Furthermore, we found that conscious control was not necessary for better performance. Compared to Experiment 1a, auditory feedback (Experiment 2b) and unified auditory stimuli (Experiment 3) both improved conscious knowledge to some extent, but accuracy did not change. However, this improvement was not comprehensive, and awareness control in the auditory and audiovisual modalities was still weaker than in the visual modality. Interestingly, better learning performance was always accompanied by better conscious access. There is evidence of this for both sides. On the one hand, studies focusing on conscious processing on the WP task (
Lagnado et al. 2006;
Newell et al. 2007;
Price 2009;
Kemény and Lukács 2013b) revealed that more conscious knowledge is accompanied by better performance. On the other hand, studies in other implicit learning paradigms found a dissociation between performance and conscious access (
Miyawaki et al. 2005;
Schlaghecken et al. 2000;
Zhou et al. 2019,
2020). Thus, this issue could be better explored by controlling for conscious access when comparing across modalities.
The current study also has some limitations. First, we could not completely rule out the possibility that visual stimuli are more accessible to name than auditory stimuli. That is, non-experts can distinguish that a pure tone at 600 Hz is lower than a pure tone at 800 Hz when the two are presented consecutively, but they have a hard time naming sounds like they do colors. When multiple stimuli modalities are mixed, due to the limited capacity of working memory, stimuli that are easier to name are also more likely to emerge in the consciousness. Therefore, future research can use alternative stimuli to investigate this issue. Secondly, this study utilized a modified WP task, in which each cue combination consisted of two cues with a fixed prediction probability. While the experimental paradigm was effective, comparing the results with other studies may be challenging. Consequently, future research could employ a paradigm more closely aligned with the classic WP task. One possibility is maintaining the original probability and combination settings but replacing some cues with audio. Thirdly, due to variations in cue-outcome, correspondences, and cue predictive power, we did not analyze subjects’ strategies in the way used by other studies (e.g.,
Bochud-Fragnière et al. 2022;
Gluck et al. 2002). Future research could analyze categorization strategies to probe further the consciousness of knowledge and subjects’ cognitive processing. Finally, although we have demonstrated that the visual advantage persists in a series of experiments, it is still possible that the visual advantage will disappear when other factors are further manipulated in future works.

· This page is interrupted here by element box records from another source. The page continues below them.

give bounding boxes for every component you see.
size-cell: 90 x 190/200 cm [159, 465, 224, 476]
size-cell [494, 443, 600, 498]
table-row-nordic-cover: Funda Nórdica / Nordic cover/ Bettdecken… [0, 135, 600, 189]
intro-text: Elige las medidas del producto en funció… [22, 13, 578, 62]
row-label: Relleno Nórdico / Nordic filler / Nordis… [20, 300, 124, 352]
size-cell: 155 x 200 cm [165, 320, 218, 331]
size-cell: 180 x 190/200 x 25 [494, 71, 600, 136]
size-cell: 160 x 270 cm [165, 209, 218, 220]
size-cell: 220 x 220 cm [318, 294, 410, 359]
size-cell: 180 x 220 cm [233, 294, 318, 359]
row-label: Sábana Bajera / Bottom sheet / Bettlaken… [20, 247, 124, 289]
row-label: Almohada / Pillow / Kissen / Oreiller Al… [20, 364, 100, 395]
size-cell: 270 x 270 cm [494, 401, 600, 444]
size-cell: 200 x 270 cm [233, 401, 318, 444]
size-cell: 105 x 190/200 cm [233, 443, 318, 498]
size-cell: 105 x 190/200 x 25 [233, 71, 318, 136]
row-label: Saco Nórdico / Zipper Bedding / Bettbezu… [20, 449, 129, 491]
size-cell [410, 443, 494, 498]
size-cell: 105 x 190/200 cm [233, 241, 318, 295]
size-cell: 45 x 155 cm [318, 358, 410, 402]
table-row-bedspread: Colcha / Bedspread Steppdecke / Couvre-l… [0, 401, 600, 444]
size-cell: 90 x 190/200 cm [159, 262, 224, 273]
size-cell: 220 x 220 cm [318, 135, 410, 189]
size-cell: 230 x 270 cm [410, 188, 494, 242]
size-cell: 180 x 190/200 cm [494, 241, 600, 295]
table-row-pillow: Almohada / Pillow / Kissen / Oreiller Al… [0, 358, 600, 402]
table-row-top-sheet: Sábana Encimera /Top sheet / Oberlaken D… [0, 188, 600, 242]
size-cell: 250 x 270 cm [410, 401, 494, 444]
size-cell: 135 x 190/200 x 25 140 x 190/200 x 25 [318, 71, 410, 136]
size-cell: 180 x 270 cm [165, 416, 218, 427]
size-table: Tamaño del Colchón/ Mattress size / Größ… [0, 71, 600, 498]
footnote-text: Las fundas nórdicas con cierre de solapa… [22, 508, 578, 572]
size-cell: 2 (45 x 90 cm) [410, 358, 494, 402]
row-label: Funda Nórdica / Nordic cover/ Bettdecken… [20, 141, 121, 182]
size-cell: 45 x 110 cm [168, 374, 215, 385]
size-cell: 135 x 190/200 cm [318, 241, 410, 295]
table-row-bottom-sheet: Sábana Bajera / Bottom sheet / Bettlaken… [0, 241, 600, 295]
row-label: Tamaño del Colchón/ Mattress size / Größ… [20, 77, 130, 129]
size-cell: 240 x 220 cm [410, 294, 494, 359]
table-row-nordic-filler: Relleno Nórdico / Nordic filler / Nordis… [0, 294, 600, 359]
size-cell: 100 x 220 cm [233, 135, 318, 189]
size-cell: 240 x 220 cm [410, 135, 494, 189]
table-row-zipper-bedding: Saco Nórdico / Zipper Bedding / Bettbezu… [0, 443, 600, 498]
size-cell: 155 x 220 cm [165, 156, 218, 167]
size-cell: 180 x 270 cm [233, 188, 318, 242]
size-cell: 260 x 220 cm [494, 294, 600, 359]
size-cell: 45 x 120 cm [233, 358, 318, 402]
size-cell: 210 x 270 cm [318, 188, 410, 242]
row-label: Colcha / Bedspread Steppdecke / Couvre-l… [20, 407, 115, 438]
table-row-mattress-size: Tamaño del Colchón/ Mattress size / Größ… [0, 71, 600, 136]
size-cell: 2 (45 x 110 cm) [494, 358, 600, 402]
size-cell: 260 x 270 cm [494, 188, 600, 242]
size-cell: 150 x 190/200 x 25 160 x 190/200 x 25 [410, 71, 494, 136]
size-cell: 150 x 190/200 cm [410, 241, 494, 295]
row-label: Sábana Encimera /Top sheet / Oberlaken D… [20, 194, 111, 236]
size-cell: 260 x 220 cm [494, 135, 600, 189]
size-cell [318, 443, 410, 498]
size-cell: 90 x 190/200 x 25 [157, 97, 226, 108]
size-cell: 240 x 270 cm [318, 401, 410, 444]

In summary, this study utilized the paradigm of probabilistic category learning to investigate the characteristics of unimodality and cross-modality probabilistic category learning. The results reveal that participants can acquire a certain level of category knowledge in visual, auditory, and cross-modality category learning. However, there was a consistent visual advantage effect, where participants had higher optimal response rates and gained more conscious knowledge under visual modalities. Moreover, the knowledge obtained under auditory and cross-modality modalities was primarily unconscious. The results indicate that cue modality could influence the acquisition of category knowledge and the explicitness of the acquired knowledge in probabilistic category learning.